Thus $$ h^2(x) = \left( \sum_i \alpha_i \, k(x, z_i) \right)^2 = \sum_i \sum_j \alpha_i \,\alpha_j\, k(x, z_i) \, k(x, z_j) ,$$ which will be in a given RKHS as long as $k(x, z_i) \, k(x, z_j)$ is in the RKHS.

Now specialize to the class of RBF kernels $$ k_\sigma(x, z) = \exp\left( - \frac{1}{2 \sigma^2} \lVert x - z \rVert^2 \right) ,$$ and define the corresponding RKHS as $\mathcal H_\sigma$. (Note that your definition didn't have the 2 in the denominator, which is nonstandard and somewhat misleading; I'll use this one.)

Now, it turns out that: $$ \begin{align} k_\sigma(x, z_i) \, k_\sigma(x, z_j) &= k_{\sqrt{2}\sigma}(z_i, z_j) \, k_{\sigma/\sqrt{2}}\left(x, \frac{z_i + z_j}{2} \right) \end{align} .$$ Thus \begin{align} h^2(x) &= \sum_{ij} \underbrace{\alpha_i \alpha_j k_{\sqrt{2}\sigma}(z_i, z_j)}_{\beta_{ij}} \, k_{\sigma/\sqrt{2}}\Big(x, \underbrace{\frac{z_i + z_j}{2}}_{\zeta_{ij}} \Big) \\&= \sum_{ij} \beta_{ij} \, k_{\sigma/\sqrt{2}}(x, \zeta_{ij}) ,\end{align} and $h^2 \in \mathcal H_{\sigma/\sqrt{2}}$. In the interest of brevity, define $\tau := \sigma / \sqrt{2}$.

Now, turn to the following paper:

Tanaka, Imai, Kudo, and Miyakoshi, Theoretical analyses on a class of nested RKHS's, ICASSP 2011 (doi, author's pdf)

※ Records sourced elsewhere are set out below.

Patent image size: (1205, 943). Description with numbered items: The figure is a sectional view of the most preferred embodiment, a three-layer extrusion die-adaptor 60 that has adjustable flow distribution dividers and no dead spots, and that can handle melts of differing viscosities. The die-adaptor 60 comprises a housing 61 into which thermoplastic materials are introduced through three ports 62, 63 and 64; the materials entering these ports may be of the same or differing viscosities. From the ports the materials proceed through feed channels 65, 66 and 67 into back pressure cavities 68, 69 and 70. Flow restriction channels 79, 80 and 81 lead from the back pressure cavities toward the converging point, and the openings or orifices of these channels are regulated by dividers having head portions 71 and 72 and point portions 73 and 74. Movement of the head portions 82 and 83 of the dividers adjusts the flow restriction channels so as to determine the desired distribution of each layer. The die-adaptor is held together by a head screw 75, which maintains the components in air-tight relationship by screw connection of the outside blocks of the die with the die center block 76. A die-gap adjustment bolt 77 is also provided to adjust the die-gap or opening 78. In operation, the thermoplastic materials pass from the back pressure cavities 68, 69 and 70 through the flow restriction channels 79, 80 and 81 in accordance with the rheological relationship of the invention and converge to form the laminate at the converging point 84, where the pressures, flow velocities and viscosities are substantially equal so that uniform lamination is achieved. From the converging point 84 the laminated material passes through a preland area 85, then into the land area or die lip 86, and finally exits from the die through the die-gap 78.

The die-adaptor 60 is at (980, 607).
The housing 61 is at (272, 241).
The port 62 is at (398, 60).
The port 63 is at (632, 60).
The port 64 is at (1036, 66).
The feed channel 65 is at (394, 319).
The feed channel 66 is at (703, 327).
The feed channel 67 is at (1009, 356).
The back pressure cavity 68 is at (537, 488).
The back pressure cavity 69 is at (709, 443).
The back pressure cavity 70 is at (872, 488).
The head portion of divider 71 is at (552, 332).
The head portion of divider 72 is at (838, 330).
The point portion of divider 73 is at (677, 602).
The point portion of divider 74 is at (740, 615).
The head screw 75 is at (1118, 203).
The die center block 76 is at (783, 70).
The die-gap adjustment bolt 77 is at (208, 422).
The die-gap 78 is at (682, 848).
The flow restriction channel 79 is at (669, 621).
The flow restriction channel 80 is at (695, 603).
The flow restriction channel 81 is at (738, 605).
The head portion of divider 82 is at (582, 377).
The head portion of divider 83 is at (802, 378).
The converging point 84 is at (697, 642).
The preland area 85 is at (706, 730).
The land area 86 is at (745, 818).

They show a few interesting facts in their Section 5:

First, $H_\sigma \subset H_\tau$ for all $\tau < \sigma$ (Theorem 5), and moreover $\lVert f \rVert_{\mathcal H_\sigma} \ge \lVert f \rVert_{\mathcal H_\tau}$ for every $f \in \mathcal H_{\sigma}$ (consequence of Theorem 4).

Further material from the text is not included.